# Looking for Commercial Rental Kitchen in West LA



## edcol (Mar 31, 2008)

Hi all-

We are looking for a commercial kitchen to rent for a few hours on Sunday morning. We are starting a waffle business and need the kitchen to prepare the batter and fruit. No cooking, we just need the certification for the health department. If anyone knows of such a place, please let us know. We are in the Venice/Marina Del Rey area, but anything on the west side would be fine. Thanks in advance for your help.


----------



## jpantalones (Apr 2, 2008)

Try looking on CommercialKitchenForRent.com. You can browse for kitchens for rent by state or search by zip code radius. I used it to find a shared kitchen in Colorado...


----------



## shakeandbake (Feb 24, 2007)

Good job at spam posting your website. That's the best way to build credibility and business.


----------



## jpantalones (Apr 2, 2008)

Spam posting my website? I'm not sure what you're talking about as I have no affiliation.
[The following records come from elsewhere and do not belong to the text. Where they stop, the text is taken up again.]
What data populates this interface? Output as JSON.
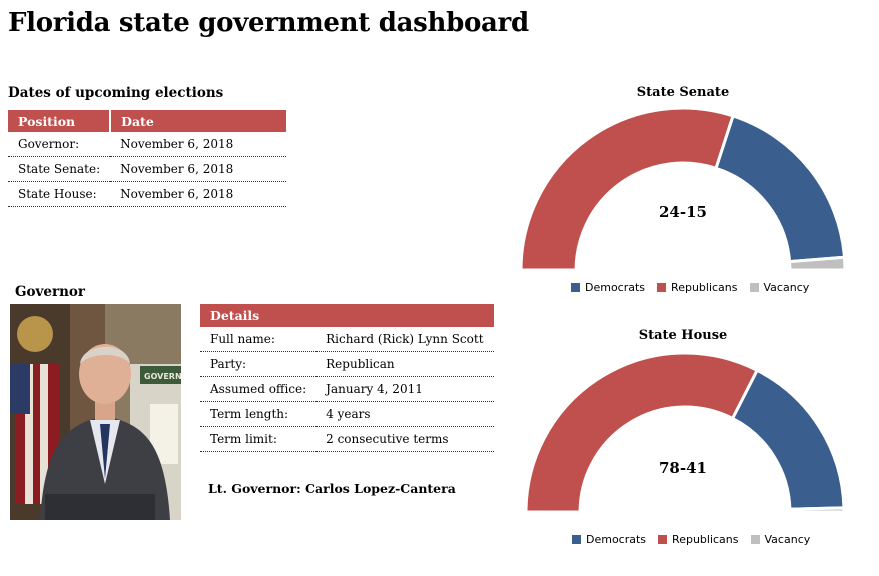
{
  "header": {
    "title": "Florida state government dashboard"
  },
  "elections": {
    "title": "Dates of upcoming elections",
    "columns": [
      "Position",
      "Date"
    ],
    "rows": [
      [
        "Governor:",
        "November 6, 2018"
      ],
      [
        "State Senate:",
        "November 6, 2018"
      ],
      [
        "State House:",
        "November 6, 2018"
      ]
    ]
  },
  "governor": {
    "title": "Governor",
    "details_header": "Details",
    "rows": [
      [
        "Full name:",
        "Richard (Rick) Lynn Scott"
      ],
      [
        "Party:",
        "Republican"
      ],
      [
        "Assumed office:",
        "January 4, 2011"
      ],
      [
        "Term length:",
        "4 years"
      ],
      [
        "Term limit:",
        "2 consecutive terms"
      ]
    ],
    "lt_governor": "Lt. Governor: Carlos Lopez-Cantera",
    "photo_sign_text": "GOVERN"
  },
  "colors": {
    "democrats": "#3a5f8f",
    "republicans": "#c0504d",
    "vacancy": "#bfbfbf"
  },
  "chart_data": [
    {
      "type": "pie",
      "title": "State Senate",
      "center_label": "24-15",
      "categories": [
        "Democrats",
        "Republicans",
        "Vacancy"
      ],
      "values": [
        15,
        24,
        1
      ]
    },
    {
      "type": "pie",
      "title": "State House",
      "center_label": "78-41",
      "categories": [
        "Democrats",
        "Republicans",
        "Vacancy"
      ],
      "values": [
        41,
        78,
        1
      ]
    }
  ]
}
I used that site to find a local kitchen after going to my wit's end with craigslist and making phone calls around town. I thought I'd share the info since a lot of people seem to be having trouble finding space. This forum came up time and again when I was searching, so I thought it would be helpful to sign up and help a few people who are struggling like I was. Take it or leave it, I suppose.


----------



## shakeandbake (Feb 24, 2007)

If you say so. I'm just coming to a conclusion based on what I see. You just join, all your posts are responses about the website and the original posters are new members for most part. If I'm wrong, my apologies, if I'm not...


----------